Sulla collina di Trento c'è fame di caseIl sindaco: "Faremo una variante"
Torna la fame di case e torna soprattutto in collina, dove i proprietari di terreni chiedono di poter edificare. «Vogliamo costruire una casa per i nostri figli», è la richiesta degli abitanti di Meano. Il sindaco Andreatta annuncia una nuova variante al piano regolatore
TRENTO. Torna la fame di case e torna soprattutto in collina, dove i proprietari di terreni chiedono di poter edificare. «Vogliamo costruire una casa per i nostri figli», è la richiesta degli abitanti di Meano. Le domande si accumulano in Comune e il sindaco Andreatta annuncia per il prossimo anno una nuova variante al piano regolatore, cinque anni dopo la battaglia del 2006.
È un annuncio a sorpresa, perché di una nuova variante nessuno ha mai parlato nell’ultimo anno.
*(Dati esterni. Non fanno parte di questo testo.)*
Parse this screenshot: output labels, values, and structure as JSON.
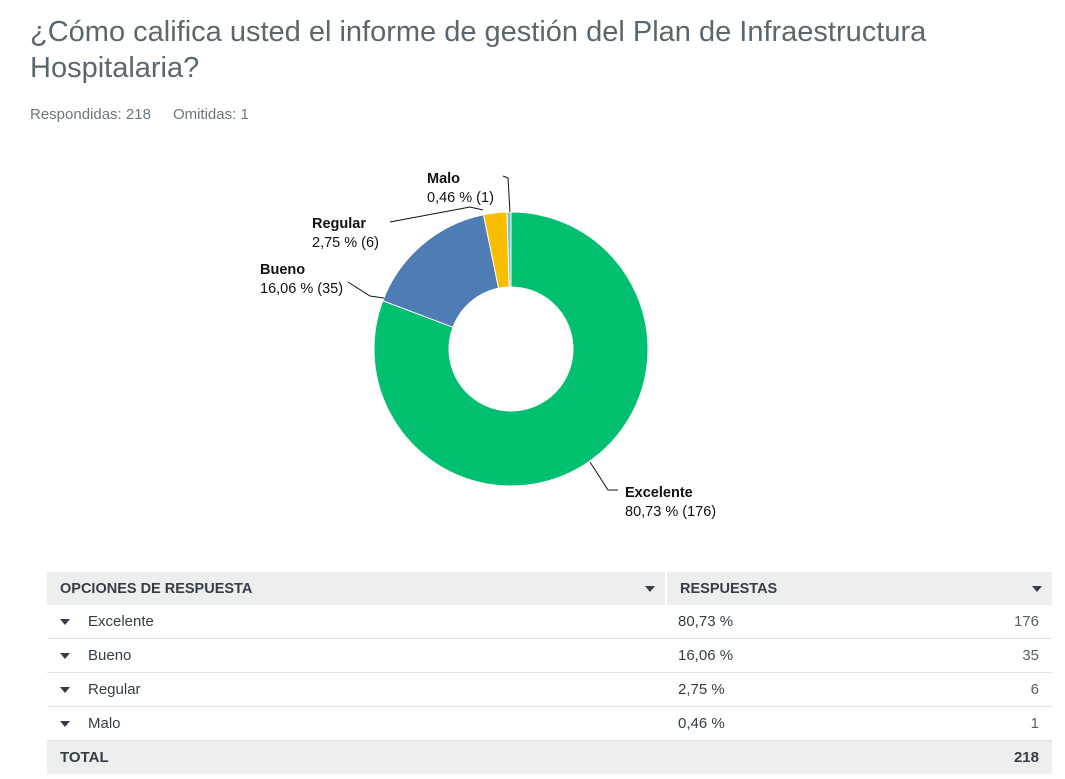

A dare la notizia è stato l’assessore l’assessore all’urbanistica Paolo Biasioli, una decina di giorni fa a Meano. In consiglio si stava discutendo un’interrogazione della Lega che chiedeva di frenare le case Itea e realizzare invece alloggi a canone moderato per i giovani della circoscrizione. Dibattito da cui è scaturita una polemica sull’edilizia privata: «Perché l’Itea può costruire e noi no?».
Meano non dimentica la battaglia dell’ultima variante al piano regolatore, quando su un centinaio di richieste di edificazione, ne furono accolte soltanto tre. Particolarmente arrabbiati i residenti di Vigo Meano, che hanno incalzato Biasioli: «Siamo delusi, non abbiamo la possibilità di costruire una casa per i nostri figli, che sono costretti a cambiare paese. Vigo Meano sta diventando un sobborgo vecchio, i giovani se ne vanno e il tessuto sociale si sta disgregando».
Immediata la risposta dell’assessore: «Capisco il problema e lo condivido. Spesso capita però che un privato chieda di rendere edificabile un terreno per costruire una casa ai figli e poi su quel terreno vengano realizzati appartamenti e palazzine. Con l’ultima variante si è voluto evitare un aumento spropositato di edifici in collina». «Nel 2012 - ha aggiunto Biasioli - vorrei fare una variante al piano regolatore in cui si possa ragionare anche di questo». «Ma per ora - ha messo le mani avanti il vicesindaco - non posso fare promesse».
Il timore, che gli uffici comunali non nascondono, è che si possano creare nuove aspettative nei cittadini. Nei tanti delusi dell’ultima variante, il cui iter partito nel 2004 si è concluso solo quattro anni dopo con l’approvazione definitiva da parte della Provincia: un migliaio le richieste di edificazione, ne furono accolte circa 300, di cui metà in modo parziale.
Per oltre due anni, a cavallo di due legislature, la commissione urbanistica del Comune passò in rassegna le centinaia di domande e poi, una ad una, le 976 osservazioni arrivate dopo la prima adozione. L’esigenza di dare risposta al maggior numero di cittadini, soprattutto a ridosso della campagna elettorale del 2005, si scontrò con i criteri (urbanistici, ambientali e di presenza dei servizi) che la commissione si era data per vagliare le richieste. Andreatta, allora assessore all’urbanistica, rivendicò di aver detto tanti no. Ma in aula il giudizio dell’allora presidente della commissione Marco Dalla Fior fu drastico: parlò di «cedimenti nella seconda adozione», di «una pianificazione a volte casuale, frammentaria, sotto la pioggia di osservazioni dei privati». E severo fu anche il verdetto dei tecnici provinciali, che bocciarono una trentina di mini-aree considerate critiche sotto il profilo paesaggistico e urbanistico, dove erano state autorizzate piccole volumetrie. Quasi tutte «ripescate», sette mesi dopo, dalla giunta provinciale.